Les États-Unis envisagent d'appliquer des droits de douane allant jusqu'à 100 % au Nicaragua pour ses violations des droits de l'homme et du travail.

Les États-Unis envisagent de suspendre les avantages à l'exportation du Nicaragua et d'appliquer des droits de douane pouvant atteindre 100 % en raison de violations des droits du travail et des droits de l'homme, selon un rapport officiel du Bureau du représentant commercial (USTR) publié lundi.

« Le Nicaragua commet des violations de plus en plus répandues des droits du travail, des restrictions aux droits de propriété et à la liberté religieuse », explique le rapport du Bureau.

Ces politiques « affectent et restreignent les opportunités commerciales pour les entreprises américaines au Nicaragua », ajoute l’enquête.

L'article 301 du Trade Act de 1974 autorise l'USTR à ouvrir des enquêtes sur les pratiques de travail et commerciales et sur le climat des libertés chez un partenaire commercial.

Au terme de cette enquête, le rapport suggère de « suspendre l’application « totale ou partielle » de tous les avantages de l’Accord de libre-échange entre la République dominicaine, l’Amérique centrale et les États-Unis (CAFTA-DR) pour le Nicaragua, y compris les concessions tarifaires.

Le représentant américain au commerce (USTR) a proposé lundi des tarifs douaniers et d'autres mesures contre le Nicaragua après avoir considéré que les politiques et actions du Nicaragua liées au travail, aux droits de l'homme et aux droits fondamentaux étaient déraisonnables et affectaient le commerce américain.

Le président des États-Unis,

« Convaincu que les actes, politiques et pratiques du Nicaragua sont passibles de poursuites, le représentant américain au Commerce a proposé une série de mesures de réponse », a indiqué son bureau dans un communiqué.

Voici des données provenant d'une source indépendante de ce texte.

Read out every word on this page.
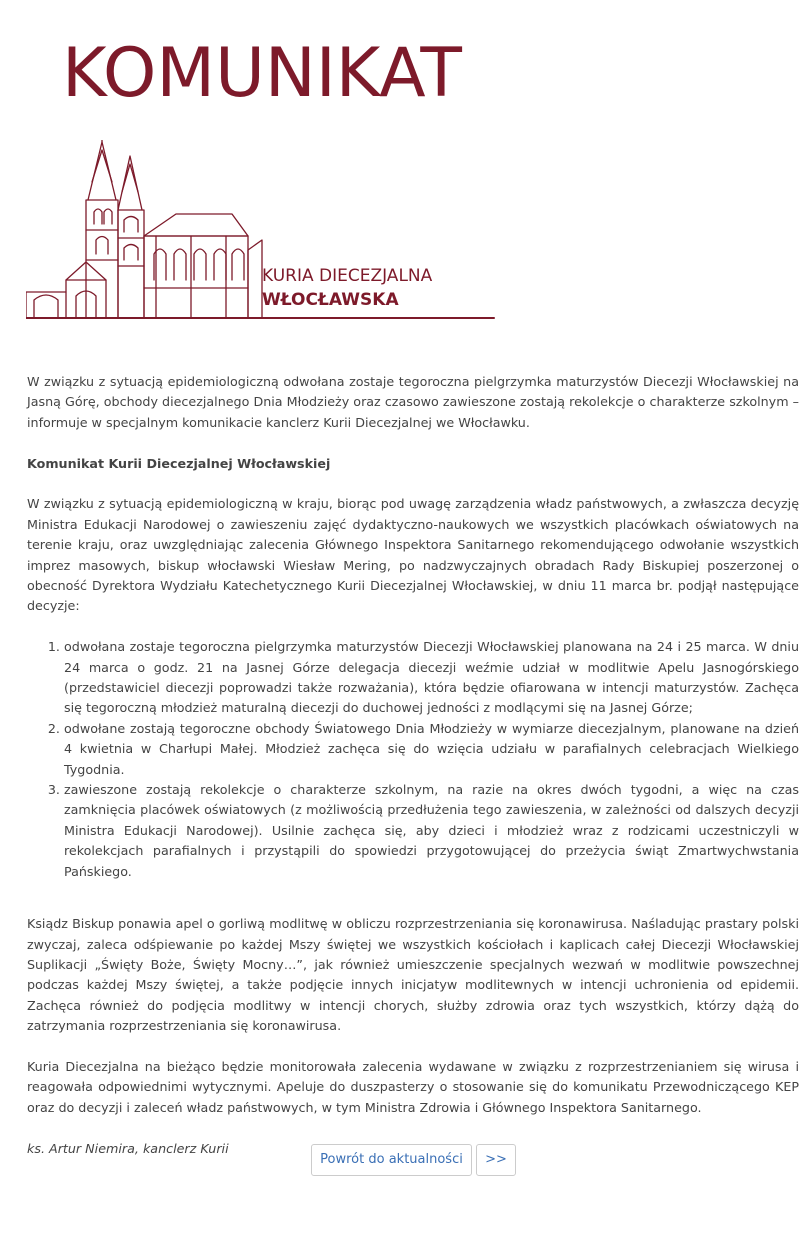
KOMUNIKAT
KURIA DIECEZJALNA
WŁOCŁAWSKA

W związku z sytuacją epidemiologiczną odwołana zostaje tegoroczna pielgrzymka maturzystów Diecezji Włocławskiej na Jasną Górę, obchody diecezjalnego Dnia Młodzieży oraz czasowo zawieszone zostają rekolekcje o charakterze szkolnym – informuje w specjalnym komunikacie kanclerz Kurii Diecezjalnej we Włocławku.

Komunikat Kurii Diecezjalnej Włocławskiej

W związku z sytuacją epidemiologiczną w kraju, biorąc pod uwagę zarządzenia władz państwowych, a zwłaszcza decyzję Ministra Edukacji Narodowej o zawieszeniu zajęć dydaktyczno-naukowych we wszystkich placówkach oświatowych na terenie kraju, oraz uwzględniając zalecenia Głównego Inspektora Sanitarnego rekomendującego odwołanie wszystkich imprez masowych, biskup włocławski Wiesław Mering, po nadzwyczajnych obradach Rady Biskupiej poszerzonej o obecność Dyrektora Wydziału Katechetycznego Kurii Diecezjalnej Włocławskiej, w dniu 11 marca br. podjął następujące decyzje:

1. odwołana zostaje tegoroczna pielgrzymka maturzystów Diecezji Włocławskiej planowana na 24 i 25 marca. W dniu 24 marca o godz. 21 na Jasnej Górze delegacja diecezji weźmie udział w modlitwie Apelu Jasnogórskiego (przedstawiciel diecezji poprowadzi także rozważania), która będzie ofiarowana w intencji maturzystów. Zachęca się tegoroczną młodzież maturalną diecezji do duchowej jedności z modlącymi się na Jasnej Górze;
2. odwołane zostają tegoroczne obchody Światowego Dnia Młodzieży w wymiarze diecezjalnym, planowane na dzień 4 kwietnia w Charłupi Małej. Młodzież zachęca się do wzięcia udziału w parafialnych celebracjach Wielkiego Tygodnia.
3. zawieszone zostają rekolekcje o charakterze szkolnym, na razie na okres dwóch tygodni, a więc na czas zamknięcia placówek oświatowych (z możliwością przedłużenia tego zawieszenia, w zależności od dalszych decyzji Ministra Edukacji Narodowej). Usilnie zachęca się, aby dzieci i młodzież wraz z rodzicami uczestniczyli w rekolekcjach parafialnych i przystąpili do spowiedzi przygotowującej do przeżycia świąt Zmartwychwstania Pańskiego.

Ksiądz Biskup ponawia apel o gorliwą modlitwę w obliczu rozprzestrzeniania się koronawirusa. Naśladując prastary polski zwyczaj, zaleca odśpiewanie po każdej Mszy świętej we wszystkich kościołach i kaplicach całej Diecezji Włocławskiej Suplikacji „Święty Boże, Święty Mocny…”, jak również umieszczenie specjalnych wezwań w modlitwie powszechnej podczas każdej Mszy świętej, a także podjęcie innych inicjatyw modlitewnych w intencji uchronienia od epidemii. Zachęca również do podjęcia modlitwy w intencji chorych, służby zdrowia oraz tych wszystkich, którzy dążą do zatrzymania rozprzestrzeniania się koronawirusa.

Kuria Diecezjalna na bieżąco będzie monitorowała zalecenia wydawane w związku z rozprzestrzenianiem się wirusa i reagowała odpowiednimi wytycznymi. Apeluje do duszpasterzy o stosowanie się do komunikatu Przewodniczącego KEP oraz do decyzji i zaleceń władz państwowych, w tym Ministra Zdrowia i Głównego Inspektora Sanitarnego.

ks. Artur Niemira, kanclerz Kurii

Powrót do aktualności	>>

L'USTR a également proposé de suspendre tous les avantages accordés au Nicaragua dans le cadre de l'accord de libre-échange entre l'Amérique centrale et la République dominicaine, immédiatement ou par étapes sur 12 mois, selon le communiqué.

« Appliquer également des droits de douane allant jusqu'à 100% » sur tout ou partie des « importations en provenance du Nicaragua, immédiatement ou par étapes sur une période pouvant aller jusqu'à 12 mois ».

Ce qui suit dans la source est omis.